Писатель был совершенно не готов к такому повороту событий. Его гордость (а она у него была, и крайне чувствительная) тотчас учуяла в предложении собеседницы нечто покровительственное. Однако пока Михаил пытался подыскать вежливые слова для объяснения, почему он предпочитает дальние прогулки пешком обществу дамы, которую принимает у себя великая герцогиня Баденская, вдруг оказалось, что он уже как-то незаметно переместился в коляску и зеленоватые глаза Веры Андреевны, оказавшейся на сиденье напротив, смотрят прямо на него. Впрочем, Михаил все же успел вроде бы пробормотать что-то о том, что он не хотел бы стеснять графиню, и вообще…

– Я читала вашу повесть, – сказала Вера улыбаясь. – «Дом на улице Дворянской», верно? C’était charmant[20]. – Михаил ненавидел эту расхожую великосветскую фразу и поймал себя на мысли, что совершенно напрасно сел в коляску к пустейшей особе во всем Бадене. – Бабушка, которая целыми днями сидит у себя, ни в чем внешне не принимает участия и в то же время все примечает – мастерски выписанный образ. – Тут писатель довольно-таки нелогично решил, что пусть Вера Андреевна и пустейшая женщина, но в литературе она определенно кое-что понимает. – А главный герой, внук с его благими порывами, который в конце концов возвращается к своим родителям-мещанам, помогает отцу в торговле, мало-помалу обращается в законченного дельца и предает своего друга детства… – Вера улыбнулась еще шире, и Михаил невольно насторожился. – Он у вас не получился, потому что он – не вы.

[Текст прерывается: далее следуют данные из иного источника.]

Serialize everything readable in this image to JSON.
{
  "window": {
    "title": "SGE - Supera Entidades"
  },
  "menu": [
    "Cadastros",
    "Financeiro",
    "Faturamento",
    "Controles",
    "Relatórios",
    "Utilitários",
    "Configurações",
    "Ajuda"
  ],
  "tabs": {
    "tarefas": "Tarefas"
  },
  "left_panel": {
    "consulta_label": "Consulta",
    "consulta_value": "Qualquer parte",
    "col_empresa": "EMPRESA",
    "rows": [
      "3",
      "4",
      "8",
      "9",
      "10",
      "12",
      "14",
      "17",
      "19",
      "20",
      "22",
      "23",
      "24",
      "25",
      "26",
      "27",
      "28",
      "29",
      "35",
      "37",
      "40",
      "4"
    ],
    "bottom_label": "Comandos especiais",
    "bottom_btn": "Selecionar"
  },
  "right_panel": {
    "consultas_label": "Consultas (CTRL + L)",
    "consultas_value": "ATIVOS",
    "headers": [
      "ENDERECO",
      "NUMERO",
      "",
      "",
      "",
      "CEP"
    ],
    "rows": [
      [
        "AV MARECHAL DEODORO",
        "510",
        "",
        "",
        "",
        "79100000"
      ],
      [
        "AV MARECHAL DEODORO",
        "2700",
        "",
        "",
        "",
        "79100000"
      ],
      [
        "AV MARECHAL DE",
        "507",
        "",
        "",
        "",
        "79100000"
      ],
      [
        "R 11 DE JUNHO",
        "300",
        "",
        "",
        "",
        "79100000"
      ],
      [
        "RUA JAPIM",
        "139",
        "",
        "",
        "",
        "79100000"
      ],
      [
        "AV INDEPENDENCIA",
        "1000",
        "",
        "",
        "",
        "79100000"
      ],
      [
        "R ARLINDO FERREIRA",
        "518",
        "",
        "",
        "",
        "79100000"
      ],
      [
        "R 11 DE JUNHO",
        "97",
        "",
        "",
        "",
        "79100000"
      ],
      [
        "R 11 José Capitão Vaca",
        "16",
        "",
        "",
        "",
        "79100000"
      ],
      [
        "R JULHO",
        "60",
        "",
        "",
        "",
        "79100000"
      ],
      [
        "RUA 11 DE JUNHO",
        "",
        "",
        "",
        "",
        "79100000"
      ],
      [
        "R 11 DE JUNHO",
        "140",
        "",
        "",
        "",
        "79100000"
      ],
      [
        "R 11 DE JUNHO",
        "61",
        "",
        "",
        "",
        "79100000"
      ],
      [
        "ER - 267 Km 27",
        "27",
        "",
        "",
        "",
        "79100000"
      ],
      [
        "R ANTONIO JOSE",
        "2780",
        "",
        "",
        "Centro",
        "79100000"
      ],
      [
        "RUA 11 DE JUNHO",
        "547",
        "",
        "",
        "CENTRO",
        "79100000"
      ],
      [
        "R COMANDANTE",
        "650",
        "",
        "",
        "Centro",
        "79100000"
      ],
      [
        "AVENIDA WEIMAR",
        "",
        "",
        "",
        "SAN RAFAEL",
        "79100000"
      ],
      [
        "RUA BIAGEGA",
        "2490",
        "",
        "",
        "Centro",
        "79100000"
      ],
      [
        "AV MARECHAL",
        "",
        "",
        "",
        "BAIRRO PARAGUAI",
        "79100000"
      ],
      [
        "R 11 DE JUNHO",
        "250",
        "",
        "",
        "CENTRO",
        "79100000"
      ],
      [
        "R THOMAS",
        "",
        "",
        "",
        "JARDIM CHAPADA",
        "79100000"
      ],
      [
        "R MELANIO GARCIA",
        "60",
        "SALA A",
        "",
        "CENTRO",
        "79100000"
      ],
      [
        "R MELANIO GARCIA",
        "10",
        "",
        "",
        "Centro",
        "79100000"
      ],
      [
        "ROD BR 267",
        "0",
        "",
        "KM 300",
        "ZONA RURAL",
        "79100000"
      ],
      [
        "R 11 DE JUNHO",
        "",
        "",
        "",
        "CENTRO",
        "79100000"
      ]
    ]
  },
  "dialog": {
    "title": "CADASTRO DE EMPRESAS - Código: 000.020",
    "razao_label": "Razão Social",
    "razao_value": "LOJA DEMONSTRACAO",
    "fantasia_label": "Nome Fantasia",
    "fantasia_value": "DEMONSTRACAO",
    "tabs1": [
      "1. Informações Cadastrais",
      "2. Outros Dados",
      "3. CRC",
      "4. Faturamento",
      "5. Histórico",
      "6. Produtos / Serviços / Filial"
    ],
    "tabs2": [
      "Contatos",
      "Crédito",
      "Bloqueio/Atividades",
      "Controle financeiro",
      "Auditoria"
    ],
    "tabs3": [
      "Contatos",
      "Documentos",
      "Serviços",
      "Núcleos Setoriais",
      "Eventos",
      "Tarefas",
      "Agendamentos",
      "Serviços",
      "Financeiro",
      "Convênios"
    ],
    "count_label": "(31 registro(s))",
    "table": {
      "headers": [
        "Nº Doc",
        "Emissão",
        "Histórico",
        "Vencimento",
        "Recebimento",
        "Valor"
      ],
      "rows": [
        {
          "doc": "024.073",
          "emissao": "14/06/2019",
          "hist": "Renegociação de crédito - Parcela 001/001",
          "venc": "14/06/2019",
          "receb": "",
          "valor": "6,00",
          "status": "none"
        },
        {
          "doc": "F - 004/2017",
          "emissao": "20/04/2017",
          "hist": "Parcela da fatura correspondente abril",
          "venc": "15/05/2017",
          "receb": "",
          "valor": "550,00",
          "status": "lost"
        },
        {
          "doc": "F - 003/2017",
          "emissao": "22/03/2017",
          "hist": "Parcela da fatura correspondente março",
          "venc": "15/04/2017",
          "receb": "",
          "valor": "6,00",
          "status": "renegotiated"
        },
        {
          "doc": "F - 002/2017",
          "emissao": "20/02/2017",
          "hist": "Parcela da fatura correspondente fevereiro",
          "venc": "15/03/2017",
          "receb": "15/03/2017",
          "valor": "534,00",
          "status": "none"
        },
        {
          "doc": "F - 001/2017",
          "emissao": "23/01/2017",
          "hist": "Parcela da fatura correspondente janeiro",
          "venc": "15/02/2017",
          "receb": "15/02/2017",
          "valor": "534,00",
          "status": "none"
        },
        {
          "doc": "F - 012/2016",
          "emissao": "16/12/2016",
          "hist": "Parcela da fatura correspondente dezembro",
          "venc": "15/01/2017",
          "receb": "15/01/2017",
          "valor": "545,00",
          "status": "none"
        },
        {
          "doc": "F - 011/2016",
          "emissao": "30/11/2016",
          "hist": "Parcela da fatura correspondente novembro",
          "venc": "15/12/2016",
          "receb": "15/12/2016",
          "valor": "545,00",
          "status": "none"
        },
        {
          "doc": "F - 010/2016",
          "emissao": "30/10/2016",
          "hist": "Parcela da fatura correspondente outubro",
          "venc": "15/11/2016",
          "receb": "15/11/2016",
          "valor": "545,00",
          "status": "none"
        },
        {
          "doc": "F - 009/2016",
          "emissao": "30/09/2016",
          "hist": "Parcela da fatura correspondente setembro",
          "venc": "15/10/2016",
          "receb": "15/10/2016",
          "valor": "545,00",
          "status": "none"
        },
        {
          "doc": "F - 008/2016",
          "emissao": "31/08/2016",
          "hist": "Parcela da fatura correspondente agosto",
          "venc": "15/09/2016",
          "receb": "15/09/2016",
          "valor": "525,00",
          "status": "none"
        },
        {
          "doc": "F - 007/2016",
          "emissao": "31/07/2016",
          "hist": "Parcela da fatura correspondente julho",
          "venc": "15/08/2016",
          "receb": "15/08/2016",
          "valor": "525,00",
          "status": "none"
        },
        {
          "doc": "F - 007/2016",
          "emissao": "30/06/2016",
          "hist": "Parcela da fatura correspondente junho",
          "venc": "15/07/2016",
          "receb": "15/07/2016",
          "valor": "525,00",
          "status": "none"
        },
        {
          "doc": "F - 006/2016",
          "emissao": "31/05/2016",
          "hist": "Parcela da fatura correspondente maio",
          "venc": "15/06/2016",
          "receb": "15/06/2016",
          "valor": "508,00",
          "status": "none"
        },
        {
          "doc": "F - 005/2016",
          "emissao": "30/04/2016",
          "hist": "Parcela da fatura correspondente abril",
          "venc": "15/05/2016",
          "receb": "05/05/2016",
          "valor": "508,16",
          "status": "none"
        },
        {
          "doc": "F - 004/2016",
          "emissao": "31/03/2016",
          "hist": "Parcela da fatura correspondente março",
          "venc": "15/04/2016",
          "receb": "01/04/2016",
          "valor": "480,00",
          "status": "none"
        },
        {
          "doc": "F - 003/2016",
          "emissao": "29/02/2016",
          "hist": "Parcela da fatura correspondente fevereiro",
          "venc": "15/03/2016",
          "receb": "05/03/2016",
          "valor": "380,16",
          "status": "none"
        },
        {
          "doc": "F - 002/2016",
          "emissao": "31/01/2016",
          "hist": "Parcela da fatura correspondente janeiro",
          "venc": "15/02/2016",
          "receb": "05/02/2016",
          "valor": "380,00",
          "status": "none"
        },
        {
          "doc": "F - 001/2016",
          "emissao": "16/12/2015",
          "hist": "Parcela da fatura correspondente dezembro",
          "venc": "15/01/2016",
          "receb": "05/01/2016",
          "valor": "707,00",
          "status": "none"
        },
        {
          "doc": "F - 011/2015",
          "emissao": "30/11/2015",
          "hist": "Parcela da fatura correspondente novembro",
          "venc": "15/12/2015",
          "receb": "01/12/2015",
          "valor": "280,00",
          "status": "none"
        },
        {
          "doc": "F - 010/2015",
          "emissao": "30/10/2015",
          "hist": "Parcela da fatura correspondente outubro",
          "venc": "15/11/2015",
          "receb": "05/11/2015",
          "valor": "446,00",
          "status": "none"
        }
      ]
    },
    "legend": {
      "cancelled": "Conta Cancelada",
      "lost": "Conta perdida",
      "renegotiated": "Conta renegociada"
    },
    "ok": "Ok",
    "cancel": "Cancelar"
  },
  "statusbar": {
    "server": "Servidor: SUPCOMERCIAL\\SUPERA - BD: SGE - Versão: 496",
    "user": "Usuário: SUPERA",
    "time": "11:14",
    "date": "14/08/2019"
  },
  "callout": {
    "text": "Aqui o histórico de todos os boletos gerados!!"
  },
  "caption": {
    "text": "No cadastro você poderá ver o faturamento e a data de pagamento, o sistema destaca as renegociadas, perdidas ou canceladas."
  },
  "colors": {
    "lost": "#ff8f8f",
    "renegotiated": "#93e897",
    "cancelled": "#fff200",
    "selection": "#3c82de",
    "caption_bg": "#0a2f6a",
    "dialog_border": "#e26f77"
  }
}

– Откуда вам знать, сударыня? – вырвалось у пораженного писателя. В повести он действительно описал своего гимназического приятеля и его семью, которую наблюдал на протяжении нескольких лет.

Вера скользнула по нему загадочным взглядом. Она еще при чтении сообразила, что автор вывел себя в друге героя – слишком уж выпукло были описаны его переживания из-за бедности родителей и некоторые тончайшие штрихи, которые можно почувствовать, только если пишущий сам побывал когда-то в шкуре своего персонажа.

– Полагаю, ваша повесть имела бы куда больше успеха, если бы вы сделали своих героев разорившимися дворянами, – сказала Вера, обмахиваясь веером.

– Я не слишком хорошо знаю быт дворян, – ответил Михаил с раздражением, которое даже не пытался скрыть.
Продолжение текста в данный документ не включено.